We the people, citizens of the United States of America, are empowered indeed with our own agencies to elect whoever we feel is worthy to represent our voices and concerns. As James Baldwin once famously stated, “I love America more than any other country in the world and, exactly for this reason, I insist on the right to criticize her perpetually.” We can in fact evoke Henry David Thoreau’s “Civil Disobedience,” from which he argues that all of America’s successes have been the result of the American people instead of the American government. We should all remember that a standing government can be perverted and corrupted to serve the ambitions of a few powerful people instead of all people; hence, it’s in our collective interest to recorrect our mistakes and our failures, and constantly recalibrate our intense focus on rebuilding our social capital at all cost, as our counter-friction against any form and shape of autocracy.

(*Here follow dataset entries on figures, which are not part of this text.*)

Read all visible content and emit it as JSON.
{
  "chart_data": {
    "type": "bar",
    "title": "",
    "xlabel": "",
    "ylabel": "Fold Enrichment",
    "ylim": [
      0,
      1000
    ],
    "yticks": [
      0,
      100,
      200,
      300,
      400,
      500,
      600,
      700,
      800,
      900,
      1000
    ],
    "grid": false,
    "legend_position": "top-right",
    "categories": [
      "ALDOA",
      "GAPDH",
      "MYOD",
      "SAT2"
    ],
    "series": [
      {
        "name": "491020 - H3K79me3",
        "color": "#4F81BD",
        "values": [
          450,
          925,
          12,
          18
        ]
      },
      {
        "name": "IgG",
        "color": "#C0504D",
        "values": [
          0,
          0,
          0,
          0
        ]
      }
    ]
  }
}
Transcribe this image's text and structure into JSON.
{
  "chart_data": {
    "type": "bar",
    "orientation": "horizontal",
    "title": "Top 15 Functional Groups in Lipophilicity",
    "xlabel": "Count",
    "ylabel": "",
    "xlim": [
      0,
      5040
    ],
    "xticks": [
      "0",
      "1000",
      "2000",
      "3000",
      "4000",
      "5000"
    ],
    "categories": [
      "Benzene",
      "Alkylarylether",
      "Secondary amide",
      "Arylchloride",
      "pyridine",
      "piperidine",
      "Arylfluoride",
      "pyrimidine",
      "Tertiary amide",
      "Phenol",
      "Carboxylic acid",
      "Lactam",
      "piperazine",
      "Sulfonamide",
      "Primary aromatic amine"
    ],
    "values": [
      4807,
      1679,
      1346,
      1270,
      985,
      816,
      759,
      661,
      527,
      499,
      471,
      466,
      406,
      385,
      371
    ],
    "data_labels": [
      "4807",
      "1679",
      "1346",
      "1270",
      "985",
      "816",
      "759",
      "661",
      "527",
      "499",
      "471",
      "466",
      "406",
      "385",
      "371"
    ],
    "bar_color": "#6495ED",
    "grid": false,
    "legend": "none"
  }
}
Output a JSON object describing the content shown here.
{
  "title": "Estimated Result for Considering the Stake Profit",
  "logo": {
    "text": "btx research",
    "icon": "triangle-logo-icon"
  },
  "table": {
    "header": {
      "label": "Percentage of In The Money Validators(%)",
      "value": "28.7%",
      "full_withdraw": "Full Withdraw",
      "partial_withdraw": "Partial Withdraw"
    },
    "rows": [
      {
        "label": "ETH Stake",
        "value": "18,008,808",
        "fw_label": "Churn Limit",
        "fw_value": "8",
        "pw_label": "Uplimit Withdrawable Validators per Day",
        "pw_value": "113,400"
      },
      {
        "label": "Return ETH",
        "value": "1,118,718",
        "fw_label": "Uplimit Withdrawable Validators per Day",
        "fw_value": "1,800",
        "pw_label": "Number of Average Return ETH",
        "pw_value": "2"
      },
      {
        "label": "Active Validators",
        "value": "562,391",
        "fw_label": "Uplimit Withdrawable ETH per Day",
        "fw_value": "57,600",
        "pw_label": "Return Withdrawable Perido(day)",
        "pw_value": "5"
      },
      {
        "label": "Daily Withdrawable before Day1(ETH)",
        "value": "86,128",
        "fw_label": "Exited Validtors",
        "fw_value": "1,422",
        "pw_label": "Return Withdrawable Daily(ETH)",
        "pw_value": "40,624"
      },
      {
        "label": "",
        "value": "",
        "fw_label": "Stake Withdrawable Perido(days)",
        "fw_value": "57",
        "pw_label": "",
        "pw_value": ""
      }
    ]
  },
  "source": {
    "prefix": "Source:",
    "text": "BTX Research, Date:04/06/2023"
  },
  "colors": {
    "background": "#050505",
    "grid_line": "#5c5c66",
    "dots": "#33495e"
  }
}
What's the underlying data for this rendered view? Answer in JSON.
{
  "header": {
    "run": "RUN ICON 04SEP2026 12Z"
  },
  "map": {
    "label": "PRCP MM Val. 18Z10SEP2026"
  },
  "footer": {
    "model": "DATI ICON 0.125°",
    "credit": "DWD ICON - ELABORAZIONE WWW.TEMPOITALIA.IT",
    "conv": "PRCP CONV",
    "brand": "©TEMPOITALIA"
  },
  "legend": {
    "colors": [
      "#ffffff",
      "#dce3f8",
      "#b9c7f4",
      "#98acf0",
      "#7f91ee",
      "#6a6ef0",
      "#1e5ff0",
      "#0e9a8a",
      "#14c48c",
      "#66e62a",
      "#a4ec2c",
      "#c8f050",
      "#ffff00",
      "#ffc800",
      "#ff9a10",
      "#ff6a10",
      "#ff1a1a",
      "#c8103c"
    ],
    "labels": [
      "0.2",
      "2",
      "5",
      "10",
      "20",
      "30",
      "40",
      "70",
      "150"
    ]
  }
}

Onward, upward with love, courage, and cosmic optimism as ever,
Phong H. Bui
P.S. This issue is dedicated to Theodore S. Berger (1940–2026), the most brilliant advocate and unwavering champion for the arts and social justice and a mentor to many, whose impact has shaped generations of cultural and civic leaders; Jesse Jackson (1941–2026), Dr. Martin Luther King’s protégé, a legendary civil rights activist, politician, ordained Baptist minister, and one of the earliest LGBTQ rights activists; Frederick Wiseman (1930–2026), a legendary filmmaker and documentarian. Together, their contributions to our world were profoundly significant in all matters regarding freedom of expression while exploring American institutions for their inadequacies with incisive criticism. We are thrilled to welcome Anita Contini as a new member of the Rail’s Board of Directors, and Invar-Torre Hollaus as a new Editor-at-Large with enormous enthusiasm.
Phong H. Bui is the Publisher and Artistic Director of the Brooklyn Rail.